Beyond the kitchen window, the sunlight was once more muted by clouds scudding in from the horizon, the sea turned matt and dull as the day faded. Zoe stood at the sink and watched the waves cresting further out as the tide encroached slowly up the shoreline; she was beginning to learn its rhythms now. Behind her, the only sounds were the crackling of wood in the stove and Edward pouring himself another coffee. She half-wished he would leave without a prompt, but at the thought of being left in the house as daylight ebbed, a queasy dread stole up her throat – not so much a fear of the silence as of what might fill it. Why was it so hard to be alone with her thoughts, when that was what she had wanted?
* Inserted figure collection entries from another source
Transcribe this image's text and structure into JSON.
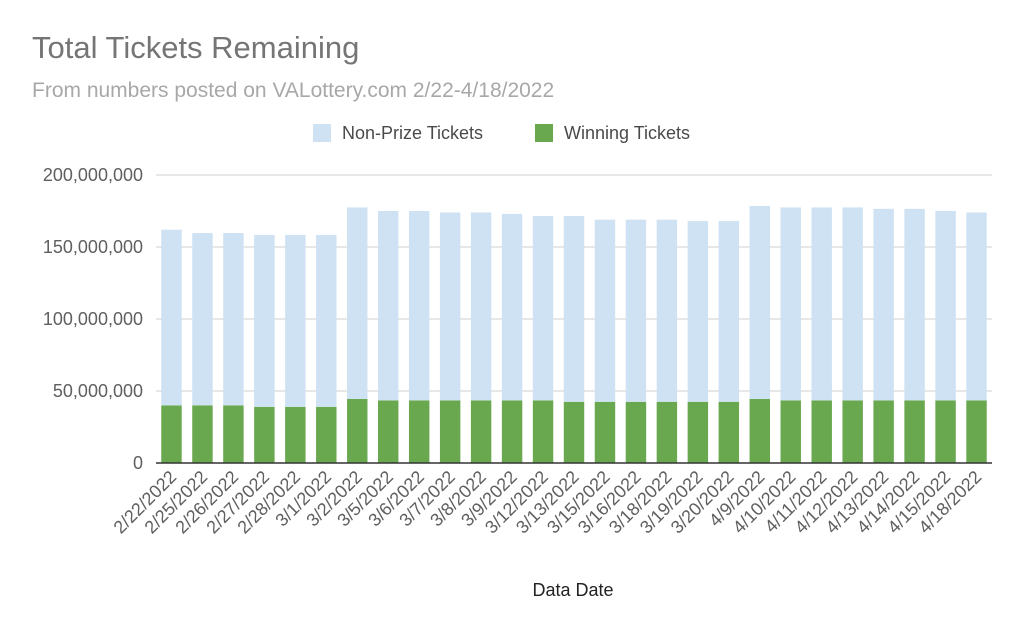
{
  "chart_data": {
    "type": "bar",
    "stacked": true,
    "title": "Total Tickets Remaining",
    "subtitle": "From numbers posted on VALottery.com 2/22-4/18/2022",
    "xlabel": "Data Date",
    "ylabel": "",
    "ylim": [
      0,
      200000000
    ],
    "yticks": [
      0,
      50000000,
      100000000,
      150000000,
      200000000
    ],
    "ytick_labels": [
      "0",
      "50,000,000",
      "100,000,000",
      "150,000,000",
      "200,000,000"
    ],
    "grid": true,
    "legend_position": "top",
    "categories": [
      "2/22/2022",
      "2/25/2022",
      "2/26/2022",
      "2/27/2022",
      "2/28/2022",
      "3/1/2022",
      "3/2/2022",
      "3/5/2022",
      "3/6/2022",
      "3/7/2022",
      "3/8/2022",
      "3/9/2022",
      "3/12/2022",
      "3/13/2022",
      "3/15/2022",
      "3/16/2022",
      "3/18/2022",
      "3/19/2022",
      "3/20/2022",
      "4/9/2022",
      "4/10/2022",
      "4/11/2022",
      "4/12/2022",
      "4/13/2022",
      "4/14/2022",
      "4/15/2022",
      "4/18/2022"
    ],
    "series": [
      {
        "name": "Winning Tickets",
        "color": "#6aa84f",
        "values": [
          40000000,
          40000000,
          40000000,
          39000000,
          39000000,
          39000000,
          44500000,
          43500000,
          43500000,
          43500000,
          43500000,
          43500000,
          43500000,
          42500000,
          42500000,
          42500000,
          42500000,
          42500000,
          42500000,
          44500000,
          43500000,
          43500000,
          43500000,
          43500000,
          43500000,
          43500000,
          43500000
        ]
      },
      {
        "name": "Non-Prize Tickets",
        "color": "#cfe2f3",
        "values": [
          122000000,
          119700000,
          119700000,
          119400000,
          119400000,
          119400000,
          133000000,
          131500000,
          131500000,
          130500000,
          130500000,
          129500000,
          128000000,
          129000000,
          126500000,
          126500000,
          126500000,
          125500000,
          125500000,
          134000000,
          134000000,
          134000000,
          134000000,
          133000000,
          133000000,
          131500000,
          130500000
        ]
      }
    ]
  }
}
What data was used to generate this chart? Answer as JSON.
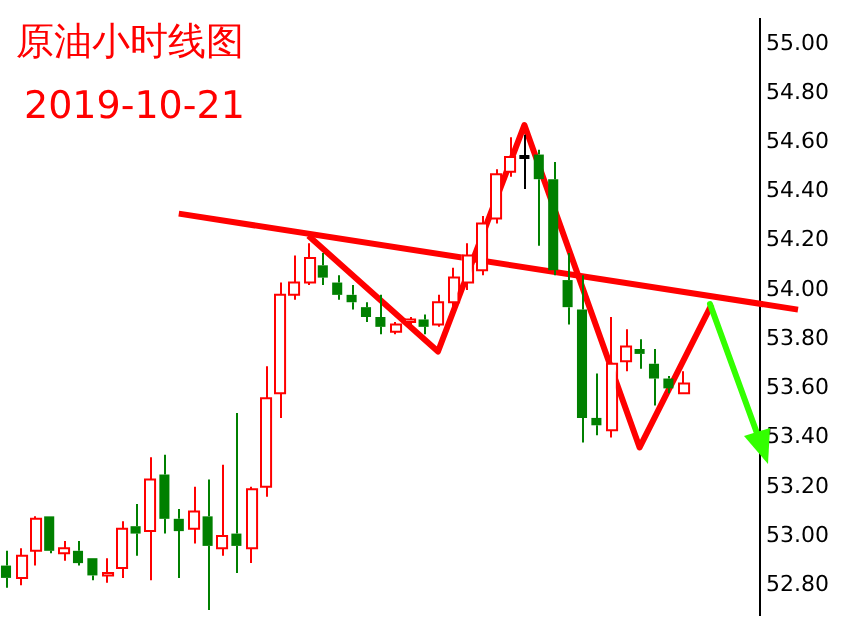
{
  "chart_data": {
    "type": "candlestick",
    "title": "原油小时线图",
    "subtitle": "2019-10-21",
    "categories": [
      null,
      null,
      null,
      null,
      null,
      null,
      null,
      null,
      null,
      null,
      null,
      null,
      null,
      null,
      null,
      null,
      null,
      null,
      null,
      null,
      null,
      null,
      null,
      null,
      null,
      null,
      null,
      null,
      null,
      null,
      null,
      null,
      null,
      null,
      null,
      null,
      null,
      null,
      null,
      null,
      null,
      null,
      null,
      null,
      null,
      null,
      null,
      null,
      null,
      null,
      null,
      null,
      null,
      null,
      null,
      null
    ],
    "ohlc": [
      [
        52.88,
        52.94,
        52.79,
        52.83
      ],
      [
        52.83,
        52.95,
        52.8,
        52.92
      ],
      [
        52.94,
        53.08,
        52.88,
        53.07
      ],
      [
        53.08,
        53.08,
        52.93,
        52.94
      ],
      [
        52.93,
        52.98,
        52.9,
        52.95
      ],
      [
        52.94,
        52.98,
        52.88,
        52.89
      ],
      [
        52.91,
        52.91,
        52.82,
        52.84
      ],
      [
        52.84,
        52.91,
        52.81,
        52.85
      ],
      [
        52.87,
        53.06,
        52.83,
        53.03
      ],
      [
        53.04,
        53.13,
        52.92,
        53.01
      ],
      [
        53.02,
        53.32,
        52.82,
        53.23
      ],
      [
        53.25,
        53.33,
        53.01,
        53.07
      ],
      [
        53.07,
        53.11,
        52.83,
        53.02
      ],
      [
        53.03,
        53.2,
        52.97,
        53.1
      ],
      [
        53.08,
        53.23,
        52.7,
        52.96
      ],
      [
        52.95,
        53.29,
        52.92,
        53
      ],
      [
        53.01,
        53.5,
        52.85,
        52.96
      ],
      [
        52.95,
        53.2,
        52.89,
        53.19
      ],
      [
        53.2,
        53.69,
        53.16,
        53.56
      ],
      [
        53.58,
        54.03,
        53.48,
        53.98
      ],
      [
        53.98,
        54.14,
        53.96,
        54.03
      ],
      [
        54.03,
        54.19,
        54.02,
        54.13
      ],
      [
        54.1,
        54.15,
        54.02,
        54.05
      ],
      [
        54.03,
        54.06,
        53.96,
        53.98
      ],
      [
        53.98,
        54.02,
        53.92,
        53.95
      ],
      [
        53.93,
        53.95,
        53.87,
        53.89
      ],
      [
        53.89,
        53.98,
        53.82,
        53.85
      ],
      [
        53.83,
        53.87,
        53.82,
        53.86
      ],
      [
        53.87,
        53.89,
        53.85,
        53.88
      ],
      [
        53.88,
        53.9,
        53.82,
        53.85
      ],
      [
        53.86,
        53.98,
        53.85,
        53.95
      ],
      [
        53.95,
        54.09,
        53.93,
        54.05
      ],
      [
        54.03,
        54.19,
        54,
        54.14
      ],
      [
        54.08,
        54.3,
        54.06,
        54.27
      ],
      [
        54.29,
        54.49,
        54.27,
        54.47
      ],
      [
        54.48,
        54.62,
        54.46,
        54.54
      ],
      [
        54.54,
        54.63,
        54.41,
        54.54
      ],
      [
        54.55,
        54.57,
        54.18,
        54.45
      ],
      [
        54.45,
        54.52,
        54.06,
        54.08
      ],
      [
        54.04,
        54.15,
        53.86,
        53.93
      ],
      [
        53.92,
        54.06,
        53.38,
        53.48
      ],
      [
        53.48,
        53.66,
        53.41,
        53.45
      ],
      [
        53.43,
        53.89,
        53.4,
        53.7
      ],
      [
        53.71,
        53.84,
        53.67,
        53.77
      ],
      [
        53.76,
        53.8,
        53.68,
        53.74
      ],
      [
        53.7,
        53.76,
        53.53,
        53.64
      ],
      [
        53.64,
        53.65,
        53.58,
        53.6
      ],
      [
        53.58,
        53.67,
        53.58,
        53.62
      ],
      null,
      null,
      null,
      null,
      null,
      null,
      null,
      null
    ],
    "ylim": [
      52.68,
      55.1
    ],
    "yticks": [
      {
        "value": 52.8,
        "label": "52.80"
      },
      {
        "value": 53,
        "label": "53.00"
      },
      {
        "value": 53.2,
        "label": "53.20"
      },
      {
        "value": 53.4,
        "label": "53.40"
      },
      {
        "value": 53.6,
        "label": "53.60"
      },
      {
        "value": 53.8,
        "label": "53.80"
      },
      {
        "value": 54,
        "label": "54.00"
      },
      {
        "value": 54.2,
        "label": "54.20"
      },
      {
        "value": 54.4,
        "label": "54.40"
      },
      {
        "value": 54.6,
        "label": "54.60"
      },
      {
        "value": 54.8,
        "label": "54.80"
      },
      {
        "value": 55,
        "label": "55.00"
      }
    ],
    "series": [
      {
        "type": "line",
        "color": "#ff0000",
        "values": [
          null,
          null,
          null,
          null,
          null,
          null,
          null,
          null,
          null,
          null,
          null,
          null,
          54.31,
          null,
          null,
          null,
          null,
          null,
          null,
          null,
          null,
          null,
          null,
          null,
          null,
          null,
          null,
          null,
          null,
          null,
          null,
          null,
          null,
          null,
          null,
          null,
          null,
          null,
          null,
          null,
          null,
          null,
          null,
          null,
          null,
          null,
          null,
          null,
          null,
          null,
          null,
          null,
          null,
          null,
          null,
          53.92
        ]
      },
      {
        "type": "line",
        "color": "#ff0000",
        "values": [
          null,
          null,
          null,
          null,
          null,
          null,
          null,
          null,
          null,
          null,
          null,
          null,
          null,
          null,
          null,
          null,
          null,
          null,
          null,
          null,
          null,
          54.22,
          null,
          null,
          null,
          null,
          null,
          null,
          null,
          null,
          53.75,
          null,
          null,
          null,
          null,
          null,
          54.67,
          null,
          null,
          null,
          null,
          null,
          null,
          null,
          53.36,
          null,
          null,
          null,
          null,
          53.94,
          null,
          null,
          null,
          null,
          null,
          null
        ]
      }
    ],
    "grid": false,
    "legend": false,
    "marker": "none",
    "tick_labels": "y"
  }
}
She glanced behind her and noticed the plastic bags from the supermarket lolling against the table leg where she had dropped them earlier in her wild dash to the sea. As she bent to pick one up, she saw a tray of chicken fillets inside. She had planned to make a casserole and keep what was left to eat cold, but there was easily enough food here for two people. In another bag there was a bottle of half-decent red wine.
‘Should I go?’
Zoe turned and met his frank gaze through the steam rising from his mug. The question was unnervingly direct, slicing through the veil of his usual diffidence and cautious manners. She sensed a choice laid before her; he was offering her a chance to nip this in the bud before it had even begun, whatever this was. He was handing the decision to her, and all the sense that pertained to her years told her what she ought to say. She leaned down, grasped the bottle of wine by the neck and raised
it aloft.
‘Unless you want to stay for dinner?’
He held her look, a tentative smile softening his face. It was the response he had been hoping for, she could tell; perhaps it was what he had anticipated all along, as he drove across the moor with her scarf, never imagining that he would have to snatch her naked from the waves. She felt a sudden rush of culpability, so intense she might almost have called it a premonition, if she had believed in such things. She hesitated briefly, and set the bottle down on the table.